Besorgniserregende Entwicklung

Anstieg von über 40 Prozent: Immer mehr Insolvenzen in Osthessen

Immer mehr unternehmen in Osthessen müssen schließen.
Symbolbild: Pixabay

17.07.2026 / REGION - In Osthessen hat die Zahl der Unternehmensinsolvenzen im ersten Halbjahr 2026 zugenommen. Insgesamt wurden 17 Fälle registriert. Im Vorjahreszeitraum waren es 12 Fälle. Das entspricht einem Anstieg von 41,67 Prozent, der Besorgnis erregt und Fragen nach den Ursachen aufwirft.
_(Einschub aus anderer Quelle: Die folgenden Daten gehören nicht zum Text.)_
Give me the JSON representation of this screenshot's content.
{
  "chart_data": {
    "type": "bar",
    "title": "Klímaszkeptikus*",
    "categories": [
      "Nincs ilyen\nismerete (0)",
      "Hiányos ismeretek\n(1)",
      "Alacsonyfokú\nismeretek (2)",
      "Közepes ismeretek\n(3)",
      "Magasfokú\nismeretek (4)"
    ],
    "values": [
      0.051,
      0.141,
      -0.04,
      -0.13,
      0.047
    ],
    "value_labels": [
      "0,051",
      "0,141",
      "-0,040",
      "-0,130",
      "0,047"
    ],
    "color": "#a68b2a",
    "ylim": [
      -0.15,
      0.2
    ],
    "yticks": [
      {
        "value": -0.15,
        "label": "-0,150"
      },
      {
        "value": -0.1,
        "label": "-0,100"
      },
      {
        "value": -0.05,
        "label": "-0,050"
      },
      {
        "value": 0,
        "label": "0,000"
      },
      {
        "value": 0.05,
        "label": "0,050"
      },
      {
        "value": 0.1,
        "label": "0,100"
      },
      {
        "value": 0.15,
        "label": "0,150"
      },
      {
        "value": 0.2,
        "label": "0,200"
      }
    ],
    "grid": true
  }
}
Damit entwickelt sich Osthessen im laufenden Jahr ähnlich wie Deutschland insgesamt. Bundesweit stieg die Zahl der Unternehmensinsolvenzen im ersten Halbjahr 2026 um 7,8 Prozent auf 12.900 Fälle. Das ist der höchste Stand in einem ersten Halbjahr seit 2013.

Die Zahlen steigen weiter an

"Der Anstieg der Unternehmensinsolvenzen in Osthessen zeigt, dass sich die wirtschaftliche Lage auch in unserer Region nicht von der gesamtdeutschen Entwicklung abkoppeln kann. Viele Unternehmen stehen weiterhin unter hoher Belastung", sagt Wolfram Busold, Geschäftsführer der Creditreform Kassel-Fulda.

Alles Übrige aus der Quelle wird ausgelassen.